In the March quarter, Aurora Cannabis Inc generated CA$65.1 million in net revenue, up 20% from the prior quarter and up 305% from the year-ago period.
There was solid sales growth across all key markets for the company. The company’s net revenue increased 37% in the Canadian recreational pot market, eight percent in the Canadian medical marijuana market, and 40% in the international medical marijuana market.
At the same time, the company managed to produce marijuana at a lower cost. In the March quarter, Aurora’s cash cost to produce one gram of dried cannabis was CA$1.42, marking a 26% decline from a cash cost of CA$1.92 per gram in the December quarter.
Lowering the cost of production has helped improve the pot stock’s financial profile.
In the December quarter, Aurora Cannabis incurred an adjusted earnings before interest, tax, depreciation, and amortization (EBITDA) loss of CA$45.5 million. In the March quarter, the company’s adjusted EBITDA loss narrowed by 20% to CA$36.6 million.
In other words, the growth thesis for Aurora Cannabis stock looks rather intact.
Aurora Cannabis Inc (NYSE:ACB) Stock Chart
Now, let’s take a look at Aurora’s stock price performance.
Chart courtesy of StockCharts.com
Aurora Cannabis stock is up 44.8% year-to-date, which is quite an impressive performance compared to the broader stock market. However, the stock made those gains primarily within the first three months of this year, and it is actually down more than 27% since its high in mid-March.

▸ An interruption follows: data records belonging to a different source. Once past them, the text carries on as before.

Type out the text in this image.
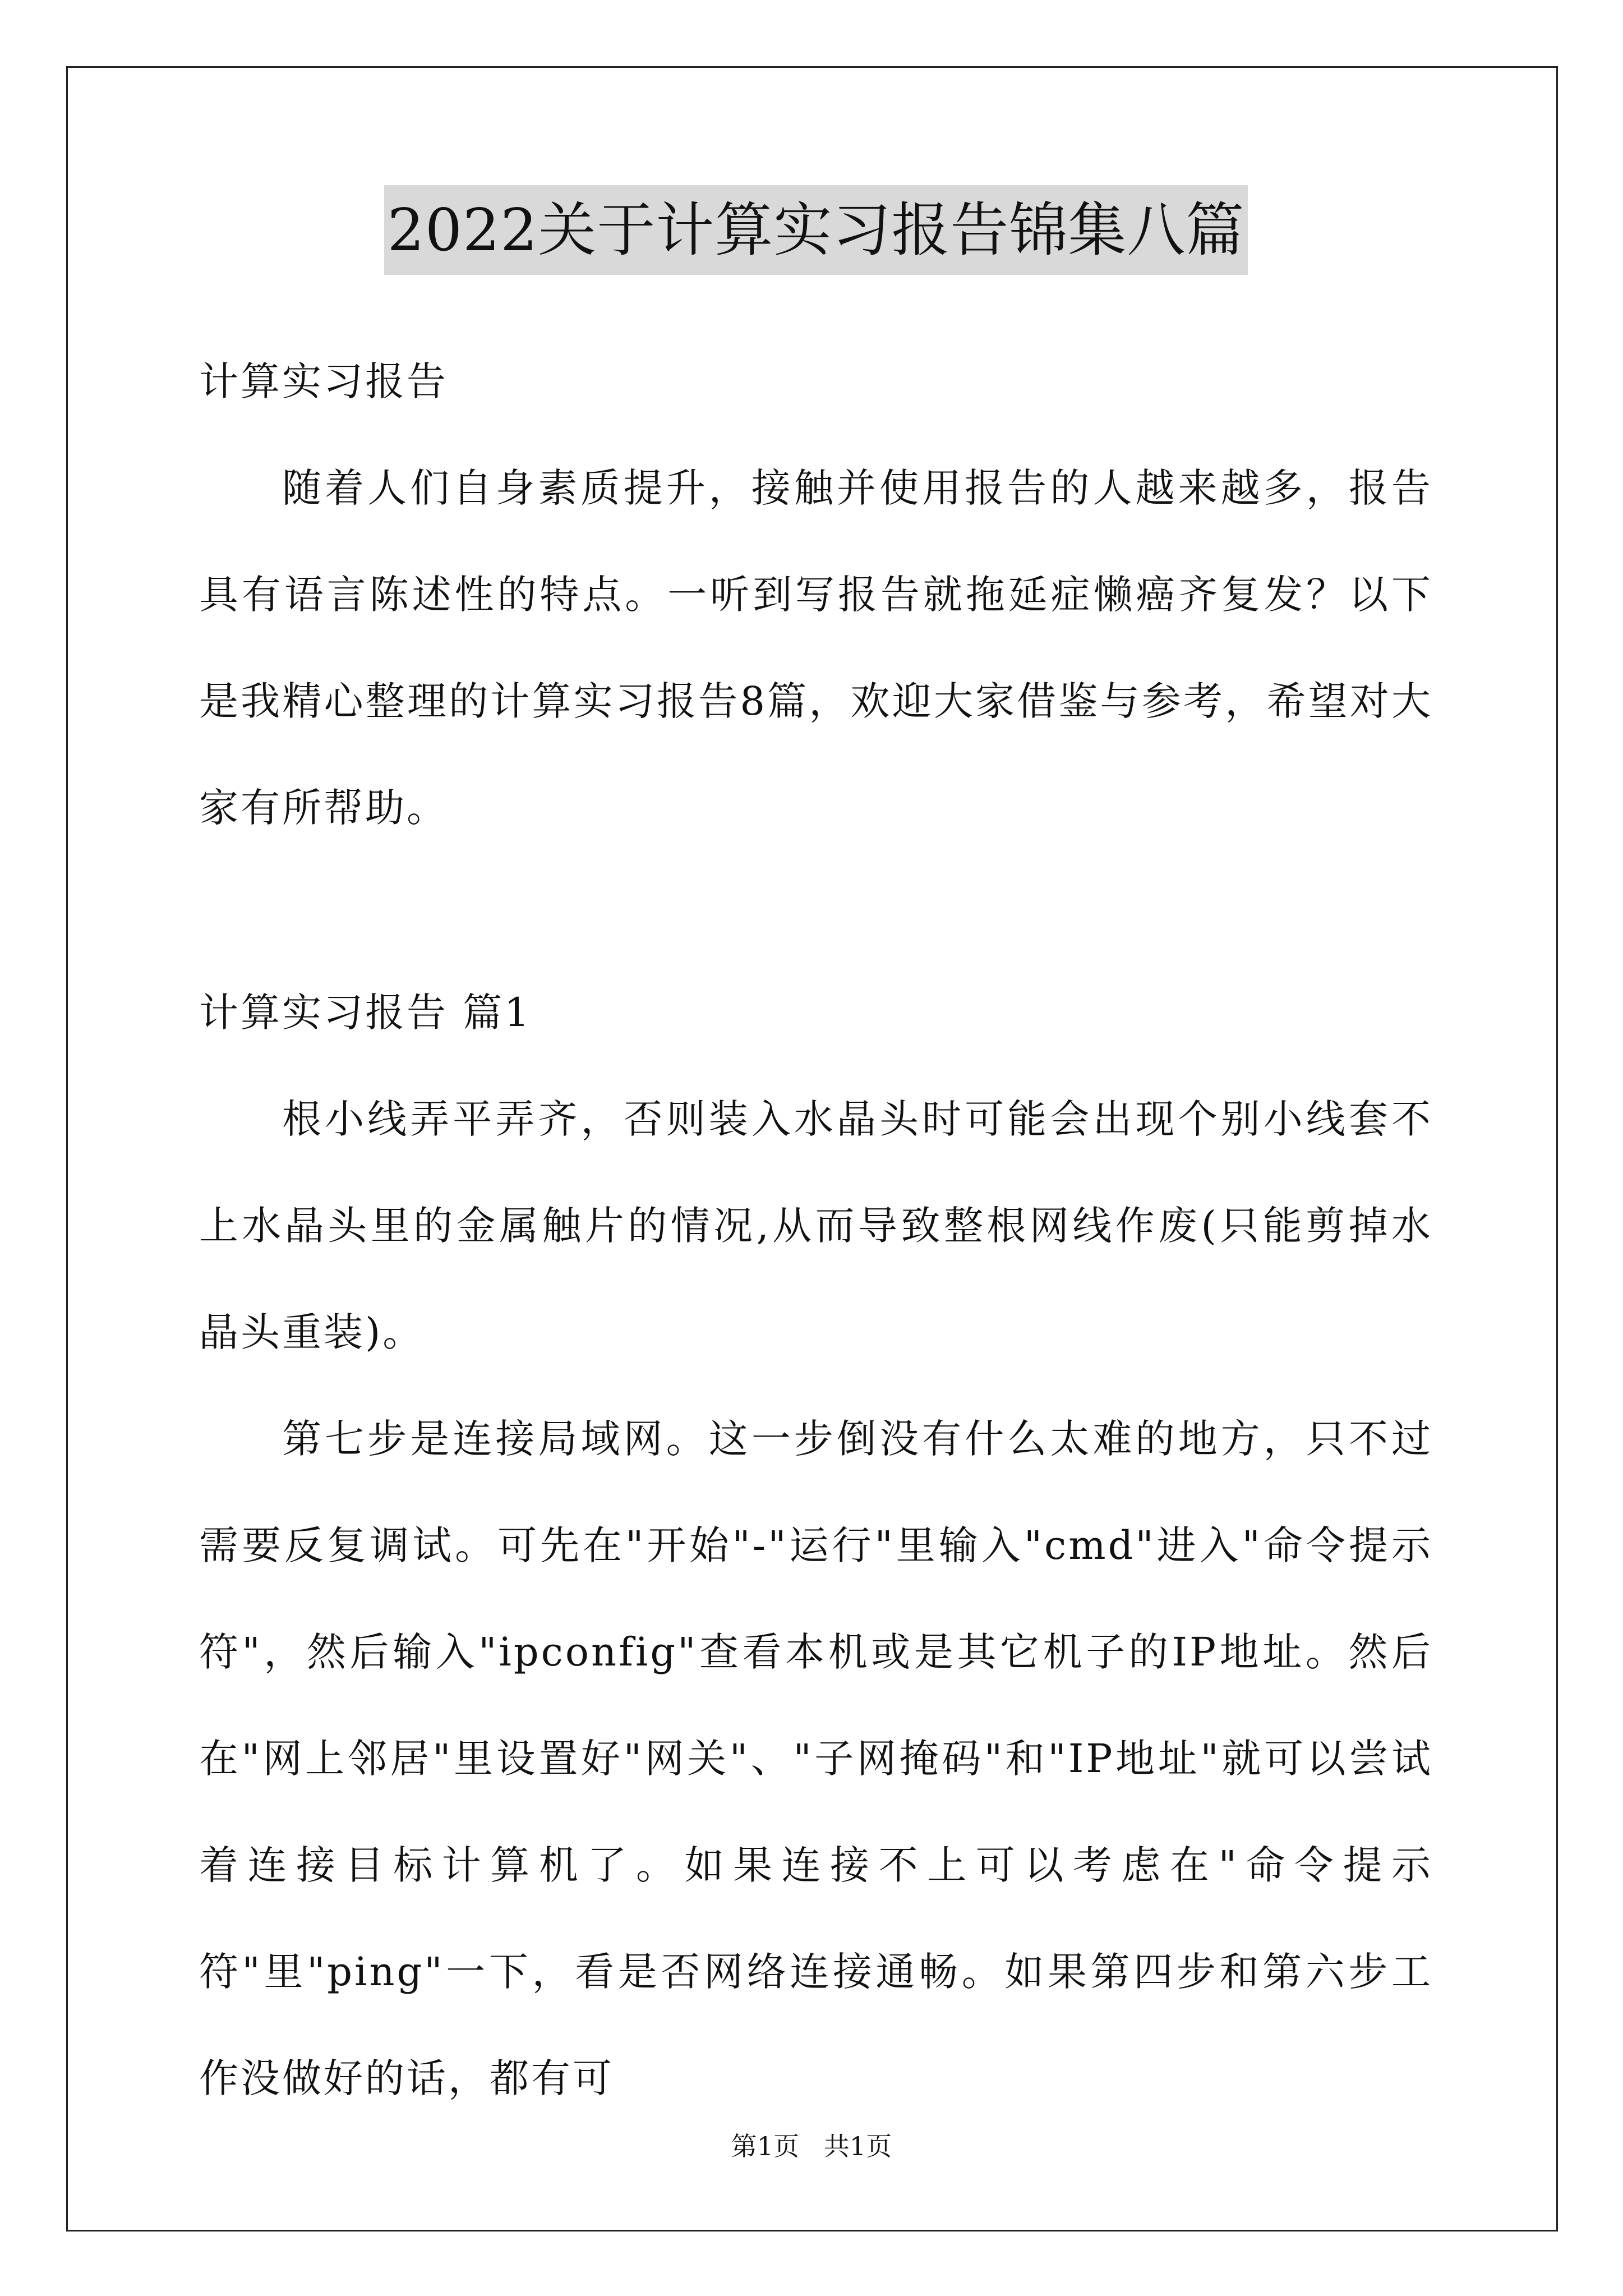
2022关于计算实习报告锦集八篇

计算实习报告

随着人们自身素质提升，接触并使用报告的人越来越多，报告具有语言陈述性的特点。一听到写报告就拖延症懒癌齐复发？以下是我精心整理的计算实习报告8篇，欢迎大家借鉴与参考，希望对大家有所帮助。

计算实习报告 篇1

根小线弄平弄齐，否则装入水晶头时可能会出现个别小线套不上水晶头里的金属触片的情况,从而导致整根网线作废(只能剪掉水晶头重装)。

第七步是连接局域网。这一步倒没有什么太难的地方，只不过需要反复调试。可先在"开始"-"运行"里输入"cmd"进入"命令提示符"，然后输入"ipconfig"查看本机或是其它机子的IP地址。然后在"网上邻居"里设置好"网关"、"子网掩码"和"IP地址"就可以尝试着连接目标计算机了。如果连接不上可以考虑在"命令提示符"里"ping"一下，看是否网络连接通畅。如果第四步和第六步工作没做好的话，都有可

第1页   共1页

Sure, as I mentioned earlier, big swings seem to be the norm for pot stocks these days. But what’s interesting about ACB stock’s movement recently is that it appears to have entered oversold territory.
In particular, I’m looking at the relative strength index (RSI). It is based on the closing prices of a recent trading period and compares the magnitude of recent gains to recent losses in order to measure the momentum in a stock.
The index ranges from zero to 100. A stock is considered to be overbought once the RSI approaches 70 and oversold if the RSI approaches 30.
As you can see from the chart, the 14-day RSI of Aurora Cannabis stock has fallen to 35.86, indicating that it is entering oversold territory. Given the fast-growing nature of the company’s business, the oversold condition of its stock means we could see a trend reversal going forward.
And there’s more: ACB stock has attracted a lot of short sellers. The last time I checked Yahoo! Finance, there were 85.9 million shares being shorted. (Source: “Aurora Cannabis Inc. (ACB),” Yahoo! Finance, last accessed July 12, 2019.)
Meanwhile, the average daily volume in Aurora Cannabis stock was just 13.2 million shares over the past three months.
Using the simple formula of dividing the current short interest by the average daily share volume, we see that the days to cover for the stock is 6.5. That is, at the average trading volume, it would take short sellers more than six-and-a-half days to cover their positions.
Eventually, short sellers would need to cover their positions. And the longer the period to cover, the more difficult it is for them to do that. With strong potential buying pressure from these short sellers, any sign of a rally in Aurora Cannabis stock could trigger a short squeeze.
Add it all up and you’ll see that Aurora Cannabis Inc is an oversold stock with extremely strong growth potential. Going forward, the company will likely deliver further signs of strength, such as a strong earnings report and an optimistic guidance.
Given investors’ bullish sentiment toward the cannabis industry, good news from Aurora will likely translate to upward momentum in ACB stock, which would in turn lead to short sellers rushing to cover their positions.
And given the current days to cover at Aurora Cannabis stock, the potential short squeeze could be a strong one. That’s why, despite already being one of the most well-known pot stocks, ACB could still see a lot more upside ahead.